Since she is not expert in all that interests her, she met with colleagues in various other departments at Willamette. Together with Lawton, she met with Briana Lindh, an instructor of biology and associate director at the Sustainability Institute, and with Daniel Borrero Echeverry, a physics professor.

Borrero Echeverry studies “complex spatiotemporal dynamics,” so it makes sense Skillin-Brauchle sought out his expertise. In her show she tries to get across a score of complex material, including “visual and conceptual experiments, illustrations of learning(s), evidence of attempts to unlearn, wayfinding devices, fantastical scenarios, celebrations of a life lived, and more.” 

The concepts of “Gravity” and “Suspension,” also titles of two of her abstract drawings, are on full display during the performances. Skillin-Brauchle and Lawton act out in three stages, and guided by costume, the effects one body — or person — may have on another. At one point they wear a two-sided mask, keeping at least eight feet apart.
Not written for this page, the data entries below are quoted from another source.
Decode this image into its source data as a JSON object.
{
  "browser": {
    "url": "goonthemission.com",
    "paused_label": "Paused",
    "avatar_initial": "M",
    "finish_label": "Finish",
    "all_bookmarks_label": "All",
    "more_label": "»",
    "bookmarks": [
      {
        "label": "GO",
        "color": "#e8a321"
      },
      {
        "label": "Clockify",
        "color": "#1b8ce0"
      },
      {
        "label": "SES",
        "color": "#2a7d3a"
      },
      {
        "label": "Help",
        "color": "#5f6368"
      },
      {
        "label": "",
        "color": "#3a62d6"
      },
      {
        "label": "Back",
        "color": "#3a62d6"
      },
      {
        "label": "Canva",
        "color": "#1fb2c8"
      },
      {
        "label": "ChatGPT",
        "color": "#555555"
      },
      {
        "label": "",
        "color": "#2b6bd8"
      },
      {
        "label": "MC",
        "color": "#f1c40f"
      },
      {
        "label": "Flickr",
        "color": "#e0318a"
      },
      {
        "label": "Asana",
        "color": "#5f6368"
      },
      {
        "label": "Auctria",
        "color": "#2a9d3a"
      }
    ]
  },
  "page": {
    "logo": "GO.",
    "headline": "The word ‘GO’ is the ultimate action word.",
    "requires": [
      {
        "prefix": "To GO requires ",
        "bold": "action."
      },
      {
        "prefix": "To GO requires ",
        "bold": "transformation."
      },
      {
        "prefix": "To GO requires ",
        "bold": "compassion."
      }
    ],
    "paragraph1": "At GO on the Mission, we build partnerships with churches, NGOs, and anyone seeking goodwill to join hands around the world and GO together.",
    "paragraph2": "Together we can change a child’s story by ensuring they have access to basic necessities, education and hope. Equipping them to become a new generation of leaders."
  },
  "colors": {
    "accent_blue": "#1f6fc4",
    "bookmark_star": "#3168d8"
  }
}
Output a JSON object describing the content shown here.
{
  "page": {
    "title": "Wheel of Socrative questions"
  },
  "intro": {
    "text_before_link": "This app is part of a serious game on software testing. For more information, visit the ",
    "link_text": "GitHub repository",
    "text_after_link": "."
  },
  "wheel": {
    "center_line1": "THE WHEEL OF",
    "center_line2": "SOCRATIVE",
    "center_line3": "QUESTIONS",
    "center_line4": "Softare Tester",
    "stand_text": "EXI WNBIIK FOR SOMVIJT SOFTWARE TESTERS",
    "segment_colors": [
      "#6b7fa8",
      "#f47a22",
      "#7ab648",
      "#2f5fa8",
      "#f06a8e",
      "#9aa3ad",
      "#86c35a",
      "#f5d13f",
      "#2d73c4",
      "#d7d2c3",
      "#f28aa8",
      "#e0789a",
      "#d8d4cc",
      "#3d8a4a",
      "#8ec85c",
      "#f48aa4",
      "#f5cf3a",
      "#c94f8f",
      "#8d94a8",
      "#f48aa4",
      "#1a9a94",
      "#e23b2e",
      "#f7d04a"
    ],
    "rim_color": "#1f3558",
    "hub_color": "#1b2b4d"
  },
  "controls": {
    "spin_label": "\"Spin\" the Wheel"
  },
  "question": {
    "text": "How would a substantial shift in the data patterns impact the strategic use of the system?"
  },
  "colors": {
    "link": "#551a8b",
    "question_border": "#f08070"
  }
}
Their costume reminds me of the kind Martha Graham wore in her famous fabric dance, where movement of the actor or dancer dramatically changes the shape of the material.    

The performance piece, “Our Bodies Know the Way,” is much changed from its original inception. It was initially choreographed with multiple performers who came in contact with each other. Given the restrictions still in place for social distancing, changes had to be made. It’s not the performance it was supposed to be when first planned, but then the world has much changed since then. 

The artist says it almost feels like this project was anticipating the end of life as we knew it. The performance seems to echo that feeling. The fabric keeps the two people in it distanced at all times, as necessary. The material or costume also keeps them from falling, says Skillin-Brauchle, particularly when they lean back, they each feel held by the other.

Locating runs through May 15 at The Hallie Ford Museum of Art, 700 State Street, Salem. The museum is on campus at Willamette University, across the street from the State Capitol. Hours are noon to 5 pm Tuesday through Saturday. Admission is $5 for adults, $4 for seniors, free for 17 and under.